Synopsis

Au travers d'un vécu et d'une histoire familiale personnels, ce blog relate les nombreuses difficultés pratiques et barrières juridiques dressées par l'État polonais afin d'empêcher, contrairement à ses engagements internationaux, toute restitution ou indemnisation des biens immobiliers ayant appartenu aux familles de victimes des persécutions nazies (ghetto et génocide), et dont la spoliation instituée par le régime communiste n'en finit pas (la photo ci-dessus, prise en juin 2014, représente l'immeuble familial spolié, situé au centre de Lódz, à l'angle des rues Prezydenta Gabriela Narutowicza 14 et Wschodnia 69).

07 septembre 2014

Classé monument historique

De retour à Genève, j'entreprends de trouver une étude d'avocat qui pourra représenter les intérêts de ma famille auprès des autorités et faire valoir ses droits.

C'est alors que mon interprète me communique la parution d'un article dans le journal Dziennik Lodzki rédigé par Wieslaw Pierzchala sur l'immeuble de mes grands-parents, son histoire depuis sa construction à la fin du XIX siècle et la décision récente des autorités polonaises de protéger ce patrimoine et de classer l'immeuble au registre des monuments.

En résumé, l'article reconnaît l'élégance architecturale de l'immeuble bien connu des habitants de Lódz qui ont l'habitude de se rendre dans la boucherie Mieso-Wedliny située au rez-de-chaussée, ainsi que dans la galerie d'art, Galeria Rynek Sztuki, qui occupe les étages supérieurs. L'article évoque certains propriétaire historiques, mais ne fait pas mention de mes grands-parents, se contentant de dire succinctement que la propriété avait été reprise par le Trésor public polonais après la seconde guerre mondiale.

Selon mon interprète, une telle décision de classement doit permettre d'obtenir plus facilement des fonds publics en vue de rénover le bâtiment.

De telles circonstances m'imposent d'agir rapidement : d'abord en mandatant une étude d'avocat afin de prouver l'expropriation illicite et la spoliation qui résulte de cette situation.

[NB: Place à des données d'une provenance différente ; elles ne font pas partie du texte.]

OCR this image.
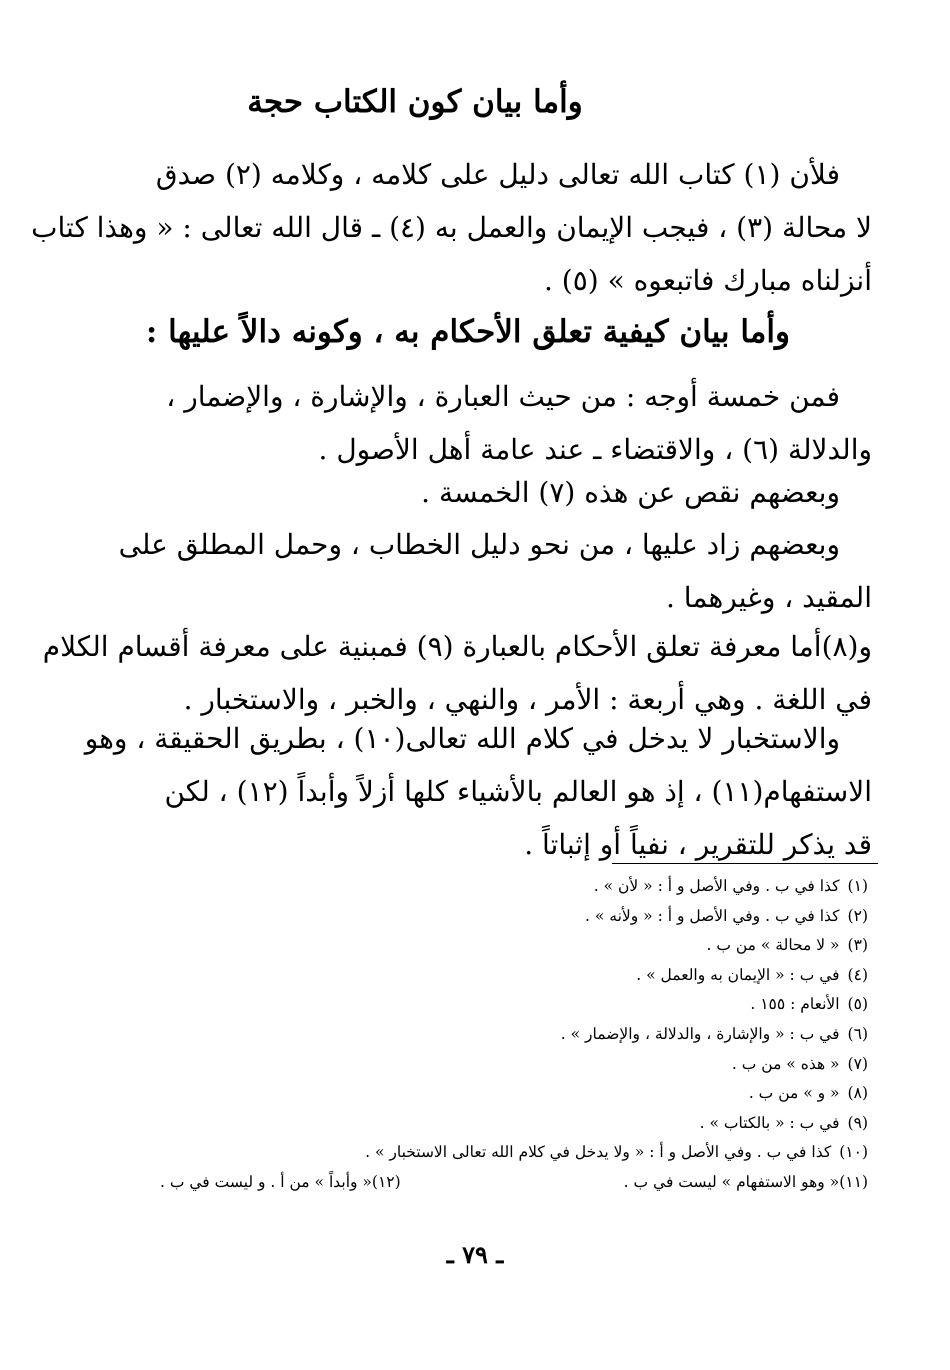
وأما بيان كون الكتاب حجة
فلأن (١) كتاب الله تعالى دليل على كلامه ، وكلامه (٢) صدق
لا محالة (٣) ، فيجب الإيمان والعمل به (٤) ـ قال الله تعالى : « وهذا كتاب
أنزلناه مبارك فاتبعوه » (٥) .
وأما بيان كيفية تعلق الأحكام به ، وكونه دالاً عليها :
فمن خمسة أوجه : من حيث العبارة ، والإشارة ، والإضمار ،
والدلالة (٦) ، والاقتضاء ـ عند عامة أهل الأصول .
وبعضهم نقص عن هذه (٧) الخمسة .
وبعضهم زاد عليها ، من نحو دليل الخطاب ، وحمل المطلق على
المقيد ، وغيرهما .
و(٨)أما معرفة تعلق الأحكام بالعبارة (٩) فمبنية على معرفة أقسام الكلام
في اللغة . وهي أربعة : الأمر ، والنهي ، والخبر ، والاستخبار .
والاستخبار لا يدخل في كلام الله تعالى(١٠) ، بطريق الحقيقة ، وهو
الاستفهام(١١) ، إذ هو العالم بالأشياء كلها أزلاً وأبداً (١٢) ، لكن
قد يذكر للتقرير ، نفياً أو إثباتاً .
(١)كذا في ب . وفي الأصل و أ : « لأن » .
(٢)كذا في ب . وفي الأصل و أ : « ولأنه » .
(٣)« لا محالة » من ب .
(٤)في ب : « الإيمان به والعمل » .
(٥)الأنعام : ١٥٥ .
(٦)في ب : « والإشارة ، والدلالة ، والإضمار » .
(٧)« هذه » من ب .
(٨)« و » من ب .
(٩)في ب : « بالكتاب » .
(١٠)كذا في ب . وفي الأصل و أ : « ولا يدخل في كلام الله تعالى الاستخبار » .
(١١)« وهو الاستفهام » ليست في ب .
(١٢)« وأبداً » من أ . و ليست في ب .
ـ ٧٩ ـ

Ensuite, il m'apparaît que l'histoire de ma famille et la publicité soudaine faite à cet immeuble par cet article de presse et sur internet justifie l'exercice d'un droit de réponse dans le journal Dziennik Lodzki que jusqu'à ce jour je n'ai pas encore obtenu.

Le contenu de ce droit de réponse est le suivant :

J'ai lu attentivement votre article paru le 7 septembre 2014 sur le classement dans le registre des monuments de l'immeuble situé à l'ange ouest  des rues Prezydenta Gabriela Narutowicz 14 - Wschodnia 69.
Vous évoquez les divers propriétaires  de l'immeuble qui se sont succédez depuis la fin du XIX siècle jusqu'à sa nationalisation par le Trésor polonais après la seconde guerre mondiale.

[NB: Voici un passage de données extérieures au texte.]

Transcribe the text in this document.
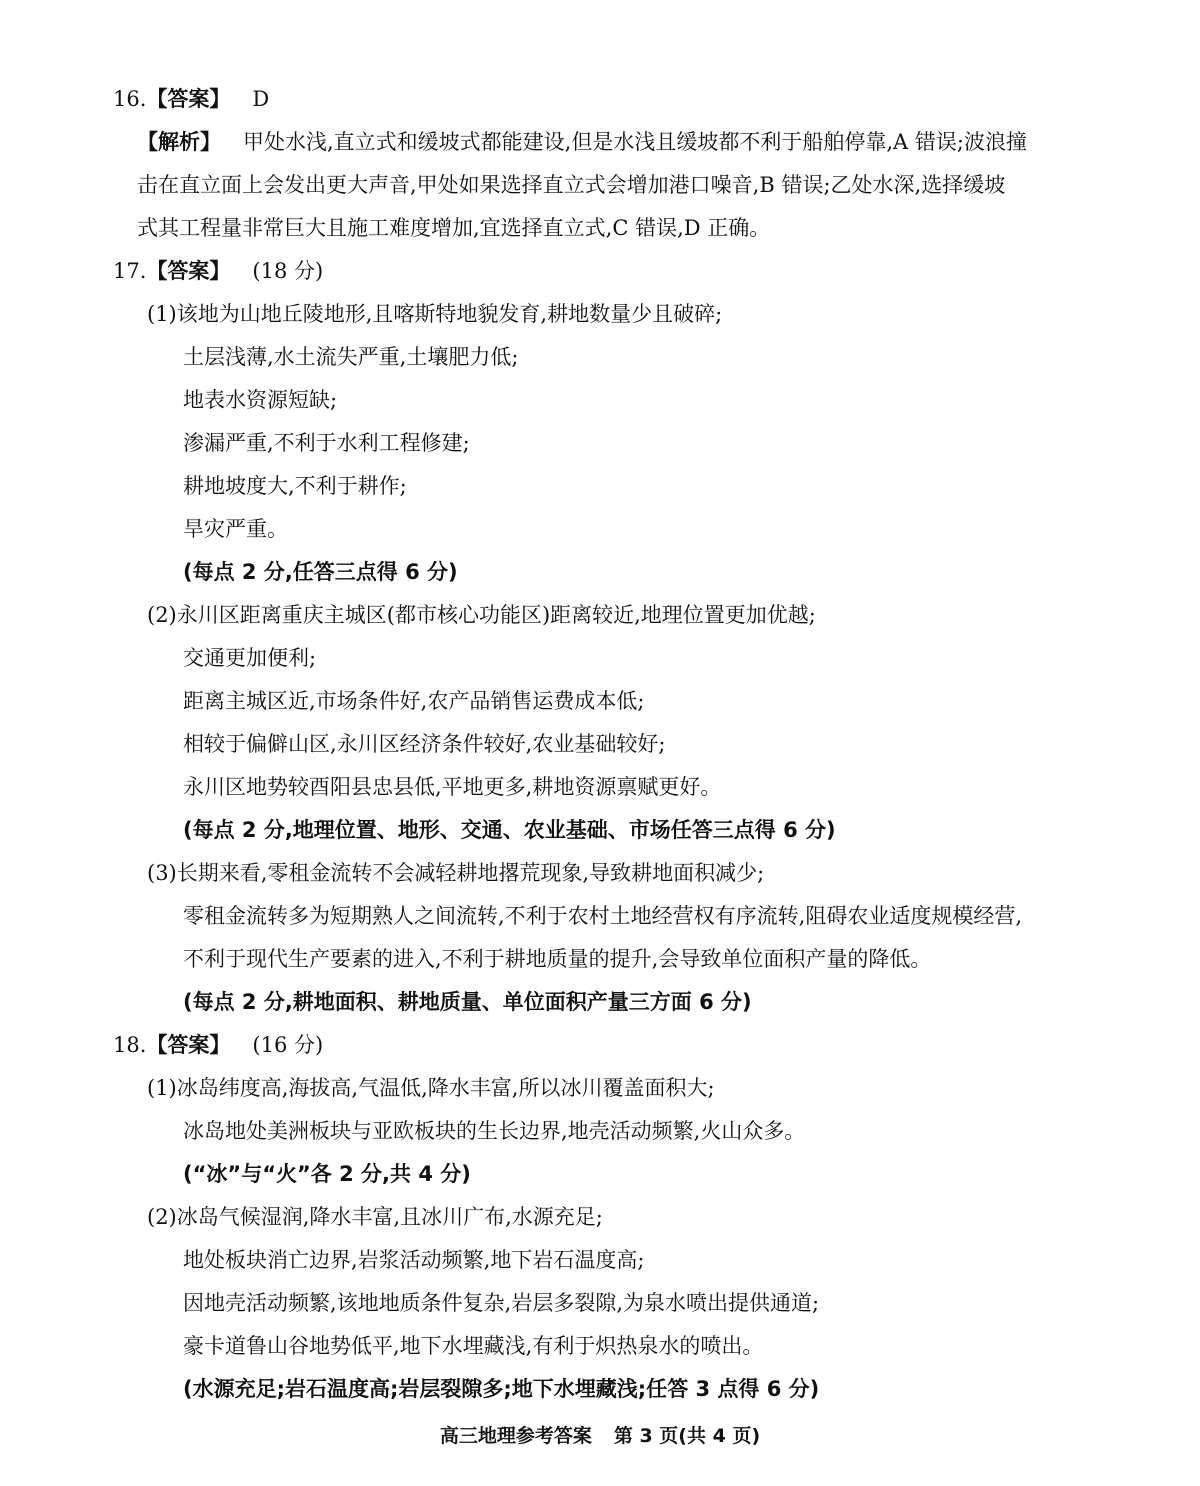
16.【答案】 D
【解析】 甲处水浅,直立式和缓坡式都能建设,但是水浅且缓坡都不利于船舶停靠,A 错误;波浪撞
击在直立面上会发出更大声音,甲处如果选择直立式会增加港口噪音,B 错误;乙处水深,选择缓坡
式其工程量非常巨大且施工难度增加,宜选择直立式,C 错误,D 正确。
17.【答案】 (18 分)
(1)该地为山地丘陵地形,且喀斯特地貌发育,耕地数量少且破碎;
土层浅薄,水土流失严重,土壤肥力低;
地表水资源短缺;
渗漏严重,不利于水利工程修建;
耕地坡度大,不利于耕作;
旱灾严重。
(每点 2 分,任答三点得 6 分)
(2)永川区距离重庆主城区(都市核心功能区)距离较近,地理位置更加优越;
交通更加便利;
距离主城区近,市场条件好,农产品销售运费成本低;
相较于偏僻山区,永川区经济条件较好,农业基础较好;
永川区地势较酉阳县忠县低,平地更多,耕地资源禀赋更好。
(每点 2 分,地理位置、地形、交通、农业基础、市场任答三点得 6 分)
(3)长期来看,零租金流转不会减轻耕地撂荒现象,导致耕地面积减少;
零租金流转多为短期熟人之间流转,不利于农村土地经营权有序流转,阻碍农业适度规模经营,
不利于现代生产要素的进入,不利于耕地质量的提升,会导致单位面积产量的降低。
(每点 2 分,耕地面积、耕地质量、单位面积产量三方面 6 分)
18.【答案】 (16 分)
(1)冰岛纬度高,海拔高,气温低,降水丰富,所以冰川覆盖面积大;
冰岛地处美洲板块与亚欧板块的生长边界,地壳活动频繁,火山众多。
(“冰”与“火”各 2 分,共 4 分)
(2)冰岛气候湿润,降水丰富,且冰川广布,水源充足;
地处板块消亡边界,岩浆活动频繁,地下岩石温度高;
因地壳活动频繁,该地地质条件复杂,岩层多裂隙,为泉水喷出提供通道;
豪卡道鲁山谷地势低平,地下水埋藏浅,有利于炽热泉水的喷出。
(水源充足;岩石温度高;岩层裂隙多;地下水埋藏浅;任答 3 点得 6 分)
高三地理参考答案 第 3 页(共 4 页)
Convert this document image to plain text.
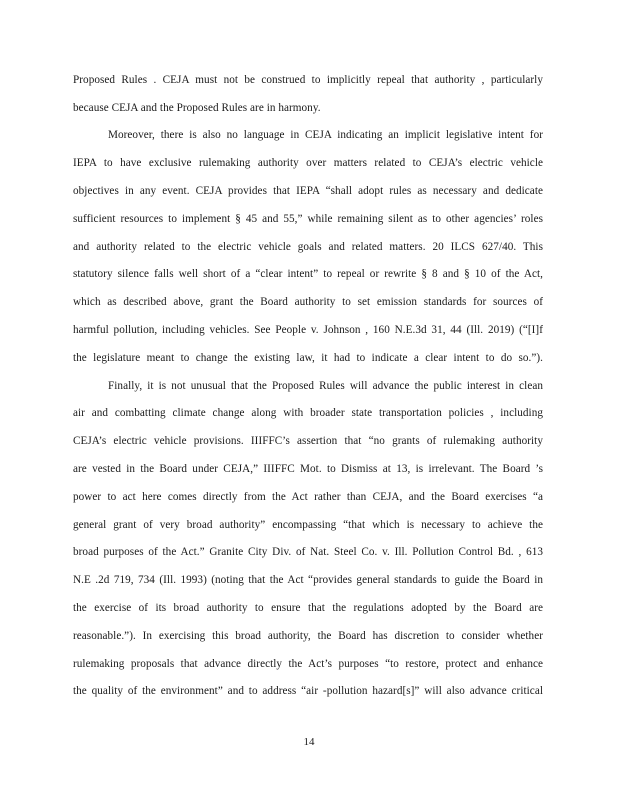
Proposed Rules . CEJA must not be construed to implicitly repeal that authority , particularly
because CEJA and the Proposed Rules are in harmony.
Moreover, there is also no language in CEJA indicating an implicit legislative intent for
IEPA to have exclusive rulemaking authority over matters related to CEJA’s electric vehicle
objectives in any event. CEJA provides that IEPA “shall adopt rules as necessary and dedicate
sufficient resources to implement § 45 and 55,” while remaining silent as to other agencies’ roles
and authority related to the electric vehicle goals and related matters. 20 ILCS 627/40. This
statutory silence falls well short of a “clear intent” to repeal or rewrite § 8 and § 10 of the Act,
which as described above, grant the Board authority to set emission standards for sources of
harmful pollution, including vehicles. See People v. Johnson , 160 N.E.3d 31, 44 (Ill. 2019) (“[I]f
the legislature meant to change the existing law, it had to indicate a clear intent to do so.”).
Finally, it is not unusual that the Proposed Rules will advance the public interest in clean
air and combatting climate change along with broader state transportation policies , including
CEJA’s electric vehicle provisions. IIIFFC’s assertion that “no grants of rulemaking authority
are vested in the Board under CEJA,” IIIFFC Mot. to Dismiss at 13, is irrelevant. The Board ’s
power to act here comes directly from the Act rather than CEJA, and the Board exercises “a
general grant of very broad authority” encompassing “that which is necessary to achieve the
broad purposes of the Act.” Granite City Div. of Nat. Steel Co. v. Ill. Pollution Control Bd. , 613
N.E .2d 719, 734 (Ill. 1993) (noting that the Act “provides general standards to guide the Board in
the exercise of its broad authority to ensure that the regulations adopted by the Board are
reasonable.”). In exercising this broad authority, the Board has discretion to consider whether
rulemaking proposals that advance directly the Act’s purposes “to restore, protect and enhance
the quality of the environment” and to address “air -pollution hazard[s]” will also advance critical
14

Néanmoins, votre article omet de mentionner que la propriété actuelle de cet  immeuble est le fruit d'une spoliation qui trouve son origine dans l'occupation nazie, puis dans l'instauration d'un régime communiste pendant près d'un demi-siècle.

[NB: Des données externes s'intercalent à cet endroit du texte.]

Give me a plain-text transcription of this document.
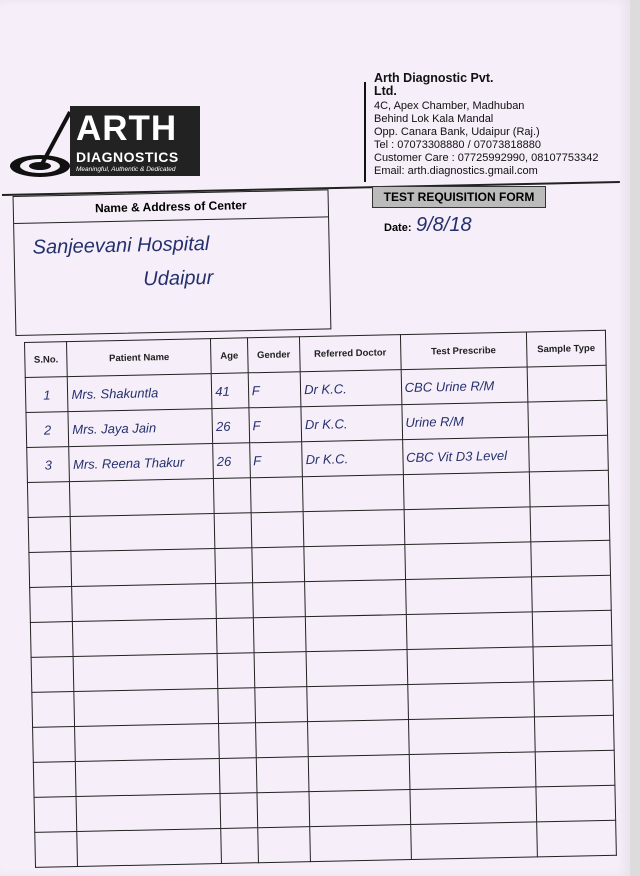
ARTH
DIAGNOSTICS
Meaningful, Authentic & Dedicated
Arth Diagnostic Pvt. Ltd.
4C, Apex Chamber, Madhuban
Behind Lok Kala Mandal
Opp. Canara Bank, Udaipur (Raj.)
Tel : 07073308880 / 07073818880
Customer Care : 07725992990, 08107753342
Email: arth.diagnostics.gmail.com
TEST REQUISITION FORM
Date: 9/8/18
Name & Address of Center
Sanjeevani Hospital
Udaipur
S.No.	Patient Name	Age	Gender	Referred Doctor	Test Prescribe	Sample Type
1	Mrs. Shakuntla	41	F	Dr K.C.	CBC Urine R/M	
2	Mrs. Jaya Jain	26	F	Dr K.C.	Urine R/M	
3	Mrs. Reena Thakur	26	F	Dr K.C.	CBC Vit D3 Level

En effet, cet immeuble appartenait à mes grands parents Sonia et Hersz Lubicz qui l'ont acheté peu de temps avant l'éclatement de la seconde guerre mondiale.

Mes grands parents étaient juifs et, en raison des persécutions nazies, ont tout abandonné et quitté la Pologne pour se rendre à Trieste, puis finalement en Palestine.

Lorsque le communisme s'est implanté en Pologne en 1945, ma famille n'avait aucun moyen de récupérer son bien, ni même de se rendre en Pologne.

À la chute du communisme, mon père Willy Lubicz a entrepris des démarches dès 1992 auprès de l'État polonais en vue de récupérer sa nationalité polonaise afin qu'on l'autorise à revenir en Pologne et lui permettre de revendiquer sa propriété. Les autorités polonaises lui ont toujours refusé ce droit jusqu'à sa mort en 2000, bien qu'il fut polonais et naquit à Lódz.

Aujourd'hui, c'est à moi qu'il revient de continuer cette mission, avant tout  pour sauvegarder la mémoire de mes grands-parents et restaurer dignement  l'histoire de la ville de Lódz.

Cet immeuble, de par son architecture et sa prestance au cœur de la ville, mérite ce classement de monument historique.

Néanmoins, il est honteux et douloureux de constater que l'État polonais (membre de la communauté européenne) qui promeut depuis une vingtaine d'années l'économie de marché et la privatisation foncière, ne fasse aucun effort pour indemniser équitablement les familles des victimes spoliées et expropriées par un demi-siècle de communisme.

Je vous remercie par avance de me permettre d'exercer ce droit de réponse et de communiquer à vos lecteurs ces  précisions importantes sur l'histoire de cet immeuble.